Más allá de las pantallas: propuestas que conectan

Prohibir sin ofrecer alternativas nunca funciona. Pero proponer caminos de conexión auténtica, sí. ¿Qué podemos ofrecerles a nuestros adolescentes para despertar ese mundo interior que muchas veces duerme bajo capas de hiperactividad digital?

  • Tiempo real de conversación sin juicio, sin “monólogos del adulto”, donde puedan expresar su mundo.
  • Contactos con la naturaleza, experiencias de belleza y trascendencia.
  • Encuentros con el arte, la literatura, la música vivida, no solo consumida.
  • Modelos adultos que encarnen la serenidad, la coherencia y el entusiasmo, porque más que discursos, los adolescentes buscan referencias vivas.

Lo que educa no es la pantalla, sino el vínculo

Un adolescente no cambia porque le quiten el móvil, sino porque alguien le muestra que hay otra manera de habitar el mundo.
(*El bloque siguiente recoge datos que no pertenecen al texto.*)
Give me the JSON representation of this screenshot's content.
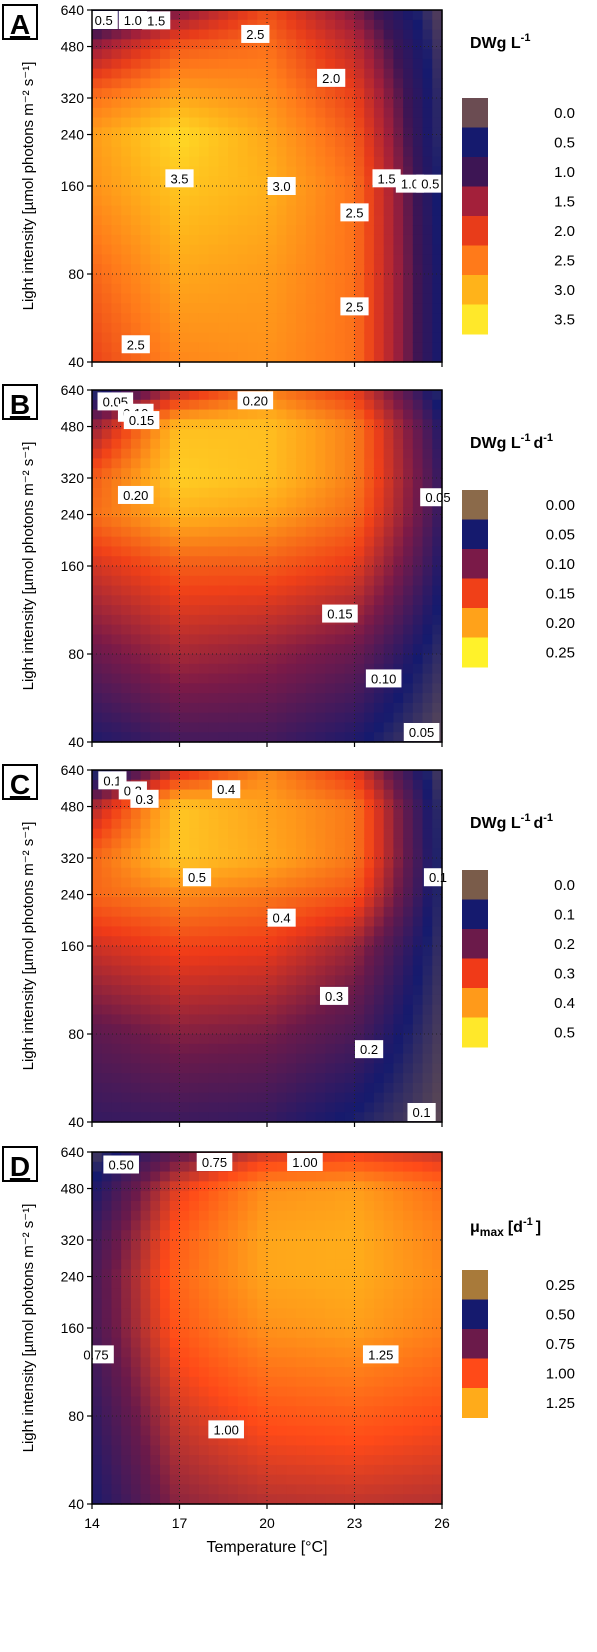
{
  "colors": {
    "panel_A": [
      "#6b4c52",
      "#151a6e",
      "#3d1554",
      "#a3203a",
      "#e83c1a",
      "#ff7a1a",
      "#ffb31a",
      "#ffe82a"
    ],
    "panel_B": [
      "#8b6a4a",
      "#151a6e",
      "#7a1a48",
      "#f04018",
      "#ffa21a",
      "#fff22a"
    ],
    "panel_C": [
      "#7a5c4a",
      "#151a6e",
      "#6b1a4a",
      "#f03a18",
      "#ff9a1a",
      "#ffe82a"
    ],
    "panel_D": [
      "#a87a3a",
      "#151a6e",
      "#6b1a4a",
      "#ff4a18",
      "#ffab1a"
    ]
  },
  "chart_data": [
    {
      "type": "heatmap",
      "panel": "A",
      "legend_title": "DWg L",
      "legend_unit_sup": "-1",
      "legend_unit_rest": "",
      "legend_title_sub": "",
      "legend_bracket": "",
      "xlabel": "",
      "ylabel": "Light intensity [µmol photons m⁻² s⁻¹]",
      "x": [
        14,
        17,
        20,
        23,
        26
      ],
      "y": [
        40,
        80,
        160,
        240,
        320,
        480,
        640
      ],
      "y_tick_labels": [
        "40",
        "80",
        "160",
        "240",
        "320",
        "480",
        "640"
      ],
      "legend": [
        "0.0",
        "0.5",
        "1.0",
        "1.5",
        "2.0",
        "2.5",
        "3.0",
        "3.5"
      ],
      "z": [
        [
          2.2,
          2.8,
          2.9,
          2.6,
          0.5
        ],
        [
          2.5,
          3.1,
          3.0,
          2.6,
          0.5
        ],
        [
          2.9,
          3.4,
          3.2,
          2.6,
          0.4
        ],
        [
          3.0,
          3.6,
          3.1,
          2.4,
          0.3
        ],
        [
          2.6,
          3.1,
          2.9,
          2.2,
          0.3
        ],
        [
          1.5,
          2.4,
          2.6,
          1.8,
          0.2
        ],
        [
          0.4,
          1.4,
          2.3,
          1.4,
          0.1
        ]
      ],
      "contour_labels": [
        {
          "text": "0.5",
          "x": 14.4,
          "y": 640
        },
        {
          "text": "1.0",
          "x": 15.4,
          "y": 610
        },
        {
          "text": "1.5",
          "x": 16.2,
          "y": 590
        },
        {
          "text": "2.5",
          "x": 19.6,
          "y": 530
        },
        {
          "text": "2.0",
          "x": 22.2,
          "y": 375
        },
        {
          "text": "3.5",
          "x": 17.0,
          "y": 170
        },
        {
          "text": "3.0",
          "x": 20.5,
          "y": 160
        },
        {
          "text": "1.5",
          "x": 24.1,
          "y": 170
        },
        {
          "text": "1.0",
          "x": 24.9,
          "y": 163
        },
        {
          "text": "0.5",
          "x": 25.6,
          "y": 163
        },
        {
          "text": "2.5",
          "x": 23.0,
          "y": 130
        },
        {
          "text": "2.5",
          "x": 23.0,
          "y": 62
        },
        {
          "text": "2.5",
          "x": 15.5,
          "y": 46
        }
      ]
    },
    {
      "type": "heatmap",
      "panel": "B",
      "legend_title": "DWg L",
      "legend_unit_sup": "-1",
      "legend_unit_rest": "d",
      "legend_unit_sup2": "-1",
      "legend_title_sub": "",
      "legend_bracket": "",
      "xlabel": "",
      "ylabel": "Light intensity [µmol photons m⁻² s⁻¹]",
      "x": [
        14,
        17,
        20,
        23,
        26
      ],
      "y": [
        40,
        80,
        160,
        240,
        320,
        480,
        640
      ],
      "y_tick_labels": [
        "40",
        "80",
        "160",
        "240",
        "320",
        "480",
        "640"
      ],
      "legend": [
        "0.00",
        "0.05",
        "0.10",
        "0.15",
        "0.20",
        "0.25"
      ],
      "z": [
        [
          0.06,
          0.08,
          0.08,
          0.06,
          0.02
        ],
        [
          0.1,
          0.13,
          0.12,
          0.1,
          0.04
        ],
        [
          0.15,
          0.18,
          0.18,
          0.16,
          0.06
        ],
        [
          0.19,
          0.23,
          0.22,
          0.19,
          0.07
        ],
        [
          0.18,
          0.25,
          0.24,
          0.2,
          0.07
        ],
        [
          0.12,
          0.24,
          0.24,
          0.2,
          0.06
        ],
        [
          0.03,
          0.14,
          0.2,
          0.16,
          0.04
        ]
      ],
      "contour_labels": [
        {
          "text": "0.05",
          "x": 14.8,
          "y": 585
        },
        {
          "text": "0.10",
          "x": 15.5,
          "y": 535
        },
        {
          "text": "0.15",
          "x": 15.7,
          "y": 505
        },
        {
          "text": "0.20",
          "x": 19.6,
          "y": 590
        },
        {
          "text": "0.20",
          "x": 15.5,
          "y": 280
        },
        {
          "text": "0.05",
          "x": 26.0,
          "y": 275
        },
        {
          "text": "0.15",
          "x": 22.5,
          "y": 110
        },
        {
          "text": "0.10",
          "x": 24.0,
          "y": 66
        },
        {
          "text": "0.05",
          "x": 25.3,
          "y": 43
        }
      ]
    },
    {
      "type": "heatmap",
      "panel": "C",
      "legend_title": "DWg L",
      "legend_unit_sup": "-1",
      "legend_unit_rest": "d",
      "legend_unit_sup2": "-1",
      "legend_title_sub": "",
      "legend_bracket": "",
      "xlabel": "",
      "ylabel": "Light intensity [µmol photons m⁻² s⁻¹]",
      "x": [
        14,
        17,
        20,
        23,
        26
      ],
      "y": [
        40,
        80,
        160,
        240,
        320,
        480,
        640
      ],
      "y_tick_labels": [
        "40",
        "80",
        "160",
        "240",
        "320",
        "480",
        "640"
      ],
      "legend": [
        "0.0",
        "0.1",
        "0.2",
        "0.3",
        "0.4",
        "0.5"
      ],
      "z": [
        [
          0.15,
          0.16,
          0.15,
          0.1,
          0.03
        ],
        [
          0.2,
          0.24,
          0.23,
          0.18,
          0.05
        ],
        [
          0.3,
          0.34,
          0.33,
          0.26,
          0.07
        ],
        [
          0.38,
          0.42,
          0.4,
          0.36,
          0.08
        ],
        [
          0.38,
          0.5,
          0.46,
          0.4,
          0.08
        ],
        [
          0.27,
          0.5,
          0.45,
          0.4,
          0.07
        ],
        [
          0.05,
          0.3,
          0.42,
          0.32,
          0.05
        ]
      ],
      "contour_labels": [
        {
          "text": "0.1",
          "x": 14.7,
          "y": 590
        },
        {
          "text": "0.2",
          "x": 15.4,
          "y": 545
        },
        {
          "text": "0.3",
          "x": 15.8,
          "y": 510
        },
        {
          "text": "0.4",
          "x": 18.6,
          "y": 550
        },
        {
          "text": "0.5",
          "x": 17.6,
          "y": 275
        },
        {
          "text": "0.4",
          "x": 20.5,
          "y": 200
        },
        {
          "text": "0.1",
          "x": 26.0,
          "y": 275
        },
        {
          "text": "0.3",
          "x": 22.3,
          "y": 108
        },
        {
          "text": "0.2",
          "x": 23.5,
          "y": 71
        },
        {
          "text": "0.1",
          "x": 25.3,
          "y": 43
        }
      ]
    },
    {
      "type": "heatmap",
      "panel": "D",
      "legend_title": "μ",
      "legend_title_sub": "max",
      "legend_bracket": "[d",
      "legend_unit_sup": "-1",
      "legend_unit_rest": "]",
      "xlabel": "Temperature [°C]",
      "ylabel": "Light intensity [µmol photons m⁻² s⁻¹]",
      "x": [
        14,
        17,
        20,
        23,
        26
      ],
      "y": [
        40,
        80,
        160,
        240,
        320,
        480,
        640
      ],
      "y_tick_labels": [
        "40",
        "80",
        "160",
        "240",
        "320",
        "480",
        "640"
      ],
      "x_tick_labels": [
        "14",
        "17",
        "20",
        "23",
        "26"
      ],
      "legend": [
        "0.25",
        "0.50",
        "0.75",
        "1.00",
        "1.25"
      ],
      "z": [
        [
          0.55,
          0.88,
          0.95,
          0.97,
          0.95
        ],
        [
          0.62,
          1.0,
          1.12,
          1.15,
          1.1
        ],
        [
          0.7,
          1.14,
          1.3,
          1.34,
          1.25
        ],
        [
          0.7,
          1.18,
          1.36,
          1.38,
          1.28
        ],
        [
          0.66,
          1.15,
          1.36,
          1.38,
          1.26
        ],
        [
          0.55,
          1.05,
          1.3,
          1.34,
          1.2
        ],
        [
          0.42,
          0.78,
          1.0,
          1.05,
          0.98
        ]
      ],
      "contour_labels": [
        {
          "text": "0.50",
          "x": 15.0,
          "y": 580
        },
        {
          "text": "0.75",
          "x": 18.2,
          "y": 620
        },
        {
          "text": "1.00",
          "x": 21.3,
          "y": 600
        },
        {
          "text": "0.75",
          "x": 14.1,
          "y": 130
        },
        {
          "text": "1.25",
          "x": 23.9,
          "y": 130
        },
        {
          "text": "1.00",
          "x": 18.6,
          "y": 72
        }
      ]
    }
  ]
}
Por eso, en medio del ruido, de la velocidad y de las notificaciones constantes, el mayor acto educativo que podemos ofrecer hoy quizá sea la presencia, el ejemplo y la paciencia.

Educar en el uso de la tecnología no es solo regular pantallas: es formar la libertad, despertar la conciencia, acompañar el deseo. Para que nuestros adolescentes no se pierdan en el laberinto digital, sino que aprendan a encontrar el camino hacia sí mismos.